- Hoyer-Millar in 1960
- Born: Evelyn Louisa Elizabeth Hoyer-Millar 17 December 1910
- Died: 26 February 1984 (aged 73)
- Military career
- Allegiance: United Kingdom
- Branch: Women's Royal Naval Service
- Service years: 1941–1960
- Rank: Commandant
- Commands: Women's Royal Naval Service
- Conflicts: Second World War
- Awards: Dame Commander of the Order of the British Empire

= Elizabeth Hoyer-Millar =

British naval officer

Dame Evelyn Louisa Elizabeth Hoyer-Millar, (17 December 1910 – 26 February 1984) was a British naval officer who served as Commandant of the Women's Royal Naval Service from 1958 to 1960.

==Naval career==
Hoyer-Millar (from a Scottish family, related to the Barons Inchyra), the daughter of Robert Christian Hoyer-Millar (or
Hoyer Millar) and Muriel Rosa Lillian ( Foster) Hoyer-Millar, served in the Voluntary Aid Detachment (VAD) 1939–41, then joined the Women's Royal Naval Service (WRNS) in 1942. She was commissioned as a second officer (equivalent to lieutenant) in 1943, and later was in charge of the first party of WRNS to land in Normandy.

Hoyer-Millar was promoted to first officer then, in 1945, to acting chief officer (equivalent to commander).
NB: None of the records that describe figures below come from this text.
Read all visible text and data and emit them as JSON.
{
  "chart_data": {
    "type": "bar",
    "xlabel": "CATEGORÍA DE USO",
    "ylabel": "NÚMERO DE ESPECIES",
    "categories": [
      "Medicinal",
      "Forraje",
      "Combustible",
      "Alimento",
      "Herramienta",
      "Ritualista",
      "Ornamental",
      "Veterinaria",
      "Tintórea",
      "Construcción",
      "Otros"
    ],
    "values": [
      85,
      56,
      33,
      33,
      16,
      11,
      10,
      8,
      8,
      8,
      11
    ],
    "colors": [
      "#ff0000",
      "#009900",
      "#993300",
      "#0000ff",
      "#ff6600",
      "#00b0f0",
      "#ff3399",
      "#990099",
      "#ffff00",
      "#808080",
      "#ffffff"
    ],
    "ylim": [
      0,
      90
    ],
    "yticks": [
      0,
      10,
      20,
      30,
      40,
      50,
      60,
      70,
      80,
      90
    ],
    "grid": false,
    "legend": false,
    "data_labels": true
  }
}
She was superintendent (captain) of the Air branch and then the Training branch of the WRNS before becoming commandant of the WRNS 1958–60. She was appointed an Officer of the Order of the British Empire in the 1952 New Year Honours, and Dame Commander of the Order of the British Empire in the 1960 Birthday Honours. She retired to Scotland and was appointed a Deputy Lieutenant of the County of Angus in 1971.

==Later life==
In 1960, Hoyer-Millar was among six distinguished women at a Women of the Year Lunch who were asked "If you were not yourself, who would you like to be?" Hoyer-Millar said that she would like to have been Helen of Troy. "Lady Hamilton I rather obviously considered," she said, "but I think my career might have been less successful and happy had I had the interests and desires that brought her to fame." Hoyer-Millar died on 26 February 1984, aged 73.